The other option is to take a steep pay cut and slum it with the proles – somewhere like Spurs, maybe, or Inter, or Dortmund. That’s often touted as the morally upstanding route, the obvious choice for a mind unpoisoned by greed.
But would you sell your labour for well below its market value if you already had a lengthy contract you were happy with? And what if your labour was highly specialised, spectacularly valuable and would be worth far less once you hit your late 30s? At the very least, any player digging their heels in has a fair point.
Clearly, this is a situation with no real winner. The player waves goodbye to status and prestige, if not money. (Not to mention a sense of adventure: once upon a time, a career in top-level European football could encompass any number of clubs across all corners of the continent; these days the path to the top is rigid and formulaic, ending inevitably at one of the Spanish giants.)
The club continues to plough vast piles of cash into the pockets of an employee they’d rather be rid of. The agents lose out on their commission fees. And for the rest of us, the pleasure of watching a top-level footballer playing with freedom and enjoyment – perhaps even playing at all – is denied.
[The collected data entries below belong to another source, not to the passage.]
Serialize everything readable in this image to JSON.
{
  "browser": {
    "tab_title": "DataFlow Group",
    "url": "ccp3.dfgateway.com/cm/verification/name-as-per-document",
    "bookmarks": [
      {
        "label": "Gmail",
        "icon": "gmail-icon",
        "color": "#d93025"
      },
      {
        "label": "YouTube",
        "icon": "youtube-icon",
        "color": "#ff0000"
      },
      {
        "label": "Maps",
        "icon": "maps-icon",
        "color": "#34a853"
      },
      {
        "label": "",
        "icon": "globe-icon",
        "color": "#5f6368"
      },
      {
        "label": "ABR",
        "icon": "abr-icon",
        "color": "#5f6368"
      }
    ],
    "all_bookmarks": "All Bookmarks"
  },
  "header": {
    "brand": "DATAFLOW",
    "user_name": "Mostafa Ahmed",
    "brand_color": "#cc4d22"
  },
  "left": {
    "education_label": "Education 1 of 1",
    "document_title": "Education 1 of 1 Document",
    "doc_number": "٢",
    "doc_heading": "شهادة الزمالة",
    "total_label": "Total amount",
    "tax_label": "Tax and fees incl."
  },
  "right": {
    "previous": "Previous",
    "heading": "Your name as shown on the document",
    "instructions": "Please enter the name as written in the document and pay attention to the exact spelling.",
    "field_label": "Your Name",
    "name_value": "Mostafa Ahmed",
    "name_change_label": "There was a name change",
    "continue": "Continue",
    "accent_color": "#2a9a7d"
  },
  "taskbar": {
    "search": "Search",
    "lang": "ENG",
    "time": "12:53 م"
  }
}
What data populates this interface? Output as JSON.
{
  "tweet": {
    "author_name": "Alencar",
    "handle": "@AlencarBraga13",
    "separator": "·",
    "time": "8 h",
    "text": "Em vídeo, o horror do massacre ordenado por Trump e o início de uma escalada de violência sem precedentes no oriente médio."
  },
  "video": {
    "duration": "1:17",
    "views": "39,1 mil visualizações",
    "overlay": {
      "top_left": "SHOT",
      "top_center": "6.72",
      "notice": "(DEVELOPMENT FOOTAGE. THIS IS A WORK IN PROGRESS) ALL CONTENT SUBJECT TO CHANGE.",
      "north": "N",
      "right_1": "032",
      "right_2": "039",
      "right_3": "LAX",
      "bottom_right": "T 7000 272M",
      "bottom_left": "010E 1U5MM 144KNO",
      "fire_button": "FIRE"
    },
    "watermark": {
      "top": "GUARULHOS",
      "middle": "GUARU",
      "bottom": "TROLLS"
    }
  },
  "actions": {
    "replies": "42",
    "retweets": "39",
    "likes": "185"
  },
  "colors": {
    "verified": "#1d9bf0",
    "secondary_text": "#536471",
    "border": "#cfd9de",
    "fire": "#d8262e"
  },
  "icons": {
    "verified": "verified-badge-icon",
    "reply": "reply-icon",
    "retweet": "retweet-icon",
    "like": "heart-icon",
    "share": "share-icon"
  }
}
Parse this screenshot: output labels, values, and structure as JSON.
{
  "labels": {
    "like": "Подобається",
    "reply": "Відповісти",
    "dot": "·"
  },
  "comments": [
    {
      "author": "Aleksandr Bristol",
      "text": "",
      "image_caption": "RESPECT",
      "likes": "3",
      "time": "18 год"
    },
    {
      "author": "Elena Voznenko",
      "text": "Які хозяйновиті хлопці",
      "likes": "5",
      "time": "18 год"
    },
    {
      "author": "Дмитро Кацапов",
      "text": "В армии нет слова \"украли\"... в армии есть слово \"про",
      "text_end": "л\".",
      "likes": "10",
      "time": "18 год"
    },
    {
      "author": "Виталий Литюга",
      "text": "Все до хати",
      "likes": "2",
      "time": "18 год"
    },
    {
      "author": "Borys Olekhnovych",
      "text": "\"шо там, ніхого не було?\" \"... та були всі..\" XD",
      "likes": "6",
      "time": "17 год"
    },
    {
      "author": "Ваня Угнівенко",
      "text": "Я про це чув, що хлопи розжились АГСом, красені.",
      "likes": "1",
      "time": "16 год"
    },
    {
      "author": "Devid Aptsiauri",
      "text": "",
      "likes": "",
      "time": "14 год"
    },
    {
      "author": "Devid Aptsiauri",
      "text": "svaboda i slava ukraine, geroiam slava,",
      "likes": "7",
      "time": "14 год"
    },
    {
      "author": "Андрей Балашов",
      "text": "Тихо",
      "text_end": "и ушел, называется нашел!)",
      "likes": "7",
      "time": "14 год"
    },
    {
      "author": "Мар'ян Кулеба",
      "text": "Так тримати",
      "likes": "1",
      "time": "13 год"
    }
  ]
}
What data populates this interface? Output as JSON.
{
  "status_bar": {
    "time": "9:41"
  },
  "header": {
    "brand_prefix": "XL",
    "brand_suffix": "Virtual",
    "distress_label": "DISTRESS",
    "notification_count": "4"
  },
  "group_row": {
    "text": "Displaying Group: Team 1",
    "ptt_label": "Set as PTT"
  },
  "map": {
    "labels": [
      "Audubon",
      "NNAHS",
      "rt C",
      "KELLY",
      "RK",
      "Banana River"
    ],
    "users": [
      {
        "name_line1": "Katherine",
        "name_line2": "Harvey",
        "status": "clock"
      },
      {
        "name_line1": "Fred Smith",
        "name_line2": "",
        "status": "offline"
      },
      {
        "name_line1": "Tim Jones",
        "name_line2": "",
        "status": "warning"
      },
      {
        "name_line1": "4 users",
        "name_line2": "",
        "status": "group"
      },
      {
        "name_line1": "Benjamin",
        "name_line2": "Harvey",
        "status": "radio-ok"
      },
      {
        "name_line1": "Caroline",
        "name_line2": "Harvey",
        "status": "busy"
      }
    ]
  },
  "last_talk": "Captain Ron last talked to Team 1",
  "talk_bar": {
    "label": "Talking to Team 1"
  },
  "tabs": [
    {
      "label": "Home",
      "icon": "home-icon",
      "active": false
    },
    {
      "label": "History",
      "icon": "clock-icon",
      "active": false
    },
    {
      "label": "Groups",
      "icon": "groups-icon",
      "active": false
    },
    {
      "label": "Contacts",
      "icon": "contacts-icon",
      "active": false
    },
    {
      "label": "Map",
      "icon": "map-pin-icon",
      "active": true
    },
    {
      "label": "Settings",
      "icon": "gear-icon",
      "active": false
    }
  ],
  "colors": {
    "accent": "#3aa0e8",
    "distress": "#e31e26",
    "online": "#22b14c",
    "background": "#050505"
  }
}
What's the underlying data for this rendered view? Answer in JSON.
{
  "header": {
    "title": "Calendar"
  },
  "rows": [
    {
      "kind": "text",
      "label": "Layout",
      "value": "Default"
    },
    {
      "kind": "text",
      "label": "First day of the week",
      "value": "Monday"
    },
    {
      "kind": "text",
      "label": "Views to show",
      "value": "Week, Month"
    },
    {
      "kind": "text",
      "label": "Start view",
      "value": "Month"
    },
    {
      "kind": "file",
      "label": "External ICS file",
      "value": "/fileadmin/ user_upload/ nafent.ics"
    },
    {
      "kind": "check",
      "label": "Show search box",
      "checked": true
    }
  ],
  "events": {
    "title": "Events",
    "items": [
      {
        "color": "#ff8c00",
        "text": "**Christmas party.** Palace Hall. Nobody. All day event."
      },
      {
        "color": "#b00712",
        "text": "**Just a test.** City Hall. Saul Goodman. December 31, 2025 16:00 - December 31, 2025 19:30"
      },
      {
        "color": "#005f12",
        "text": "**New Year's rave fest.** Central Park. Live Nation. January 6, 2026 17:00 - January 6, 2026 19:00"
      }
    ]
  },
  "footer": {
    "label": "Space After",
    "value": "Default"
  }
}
But the problem runs deeper than a few unrealised transfers. Because even if the sought-after moves do happen, this new landscape remains a troubling sight. Football's highest level is, by definition, where competition and excitement should be at its strongest – yet it now consists of the same names frog-hopping between the same handful of superclubs; the same pool of resources being hoarded and re-shared between the same tiny elite. You don't need an economics degree to see a sport whose fundamental competitiveness is being whittled away by a 1% intent on ring-fencing their wealth.
In the past, top clubs fought to keep hold of their star players. This year they're fighting to get rid of them. As their respective league campaigns ready for kick-off, it may be the toughest challenge they face all season.